He arrived discreetly from Toulouse. The flight from France to Barajas airport took 55 minutes and was parked in front of terminal T4 on the morning of March 29. Fresh from the Airbus assembly plant, shiny new, Iberia’s most modern Airbus 320 will begin passenger flights in the coming days. This wouldn’t have much more history if it weren’t for the fact that, in addition to the registration number EC-NZP, the company’s new plane has its own name: María Pepa Colomer, a pioneer who is returning to the skies 92 years after obtaining her pilot’s title.

The cover of the Notas Gráficas section of La Vanguardia on January 22, 1931 had a unique protagonist: María Josefa Colomer. The photo caption said that “he had brilliantly obtained the title of pilot-aviator at the Escola d’Aviació Barcelona, ​​de l’Aeròdrom”. The young pilot appeared dressed in a white, grease-stained frog, with her hands in her pockets and next to one of the biplanes she learned to fly. At the age of 18, she had become the first Catalan and the fourth Spanish woman to get her wings.

Restless since childhood, Mari Pepa’s first flying experience was a jump with an umbrella from the family home, on a second floor. The umbrella broke, as did both of his legs. He did not return there, although studying at the Institute of Culture and Popular Library of the Dona boosted his interest in flying. He was inspired by the American pilot Amelia Earhart, 16 years older and perhaps the most famous aviator of all time.

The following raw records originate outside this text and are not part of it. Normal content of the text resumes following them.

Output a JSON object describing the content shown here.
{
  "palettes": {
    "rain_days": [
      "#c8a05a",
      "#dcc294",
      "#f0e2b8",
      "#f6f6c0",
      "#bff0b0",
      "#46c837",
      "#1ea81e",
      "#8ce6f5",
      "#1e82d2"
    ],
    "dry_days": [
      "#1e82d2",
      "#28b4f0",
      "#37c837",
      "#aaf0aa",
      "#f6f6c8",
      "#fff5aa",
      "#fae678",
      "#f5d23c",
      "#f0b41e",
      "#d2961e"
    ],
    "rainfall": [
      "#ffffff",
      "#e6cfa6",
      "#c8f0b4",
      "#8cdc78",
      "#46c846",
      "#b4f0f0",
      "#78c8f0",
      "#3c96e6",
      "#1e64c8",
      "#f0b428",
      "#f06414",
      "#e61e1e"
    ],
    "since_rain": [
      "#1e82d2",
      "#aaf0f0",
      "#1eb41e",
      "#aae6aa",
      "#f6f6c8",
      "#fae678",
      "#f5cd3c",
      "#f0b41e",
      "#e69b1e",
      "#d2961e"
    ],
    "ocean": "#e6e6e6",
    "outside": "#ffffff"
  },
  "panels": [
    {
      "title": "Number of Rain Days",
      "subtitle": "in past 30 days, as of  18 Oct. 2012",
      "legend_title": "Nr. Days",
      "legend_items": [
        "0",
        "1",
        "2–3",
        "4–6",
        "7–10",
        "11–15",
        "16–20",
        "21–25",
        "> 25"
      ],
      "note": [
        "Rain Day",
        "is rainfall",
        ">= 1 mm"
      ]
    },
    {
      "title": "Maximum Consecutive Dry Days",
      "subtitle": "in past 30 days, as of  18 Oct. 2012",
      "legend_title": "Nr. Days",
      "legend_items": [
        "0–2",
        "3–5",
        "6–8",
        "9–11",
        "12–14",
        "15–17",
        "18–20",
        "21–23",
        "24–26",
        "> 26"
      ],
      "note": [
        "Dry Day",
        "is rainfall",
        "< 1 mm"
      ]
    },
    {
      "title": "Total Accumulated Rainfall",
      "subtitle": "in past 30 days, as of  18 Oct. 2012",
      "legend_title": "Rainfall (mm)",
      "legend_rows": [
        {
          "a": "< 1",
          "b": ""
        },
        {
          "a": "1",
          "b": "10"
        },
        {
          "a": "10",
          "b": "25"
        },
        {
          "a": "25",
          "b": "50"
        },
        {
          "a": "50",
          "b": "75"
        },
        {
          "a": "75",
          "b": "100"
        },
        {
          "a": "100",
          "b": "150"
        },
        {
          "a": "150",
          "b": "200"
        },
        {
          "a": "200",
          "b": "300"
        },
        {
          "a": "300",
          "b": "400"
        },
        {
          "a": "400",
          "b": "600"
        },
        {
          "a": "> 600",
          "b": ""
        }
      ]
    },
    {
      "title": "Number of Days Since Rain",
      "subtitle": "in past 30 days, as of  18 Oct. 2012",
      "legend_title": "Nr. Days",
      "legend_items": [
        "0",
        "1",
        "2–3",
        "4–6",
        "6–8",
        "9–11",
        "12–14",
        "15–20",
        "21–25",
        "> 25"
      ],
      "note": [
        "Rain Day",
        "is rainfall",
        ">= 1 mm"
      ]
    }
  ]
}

Endorsed by her father, Josep Colomer, and secretly from her mother, Maria Encarnació, Mari Pepa began to receive lessons at the school directed by Josep Canudas, who was convinced that the desire to fly was not a a passing whim but an authentic vocation, which is why she became a student of both Canudas and Josep Maria Carreras, two pioneers of Catalan aviation. In eight months and with 60 hours of flight he got the title. Mrs. Luque officially learned that she had an aviator daughter when the photo published in La Vanguardia appeared.

Colomer wanted to continue gaining experience and improving his skills: he dedicated himself to doing aerial baptisms from El Prat and his story inspired the second local pilot, Dolors (Lolita) Vives. In the spring of 1931 he was in command of one of the planes that flew over Barcelona celebrating the establishment of the Second Republic. She spent all the time she could in the air and in 1935 she became the first Spanish flight instructor. With former aviation professors and other professional colleagues, he founded the first aerial work cooperative in the country and the Catalan aviation school.

During the Civil War he trained new pilots for the forces of the Spanish Republic, made propaganda flights, liaison, coastal surveillance and some wounded evacuations. In the last months of the conflict, he went into exile in France with his friend and mentor, Josep Maria Carreras, whom he later married and had two children with. In a first stage they lived in Toulouse and settled in England. Carreras worked as a pilot for William Maxwell Aitken, banker, media magnate and minister to Winston Churchill.

20 years ago, in March 2003, at the request of businesswoman and pilot Mercè Martí, the general secretary of Sport of the Generalitat held an event in tribute to Mari Pepa Colomer and Dolors Vives. In Getafe and Madrid there are streets reminiscent of Colomer. In Barcelona, ​​near the old Sagrera freight station, a small garden was named after him. In Prat de Llobregat, the character is remembered with the Pepa Colomer, a school center for children, primary and secondary. Mari Pepa Colomer avenue is also an airport road, which passes through the back of the Iberia maintenance hangar, an airline that now remembers it with a new A320 Neo, a model that usually covers the air bridge with Madrid, and the VIP waiting area of ​​Aena’s T1 was named the Colomer room years ago. With all this, the circle closes, since everything is in the Barcelona airport area, which occupies the same land where this pioneer learned to fly.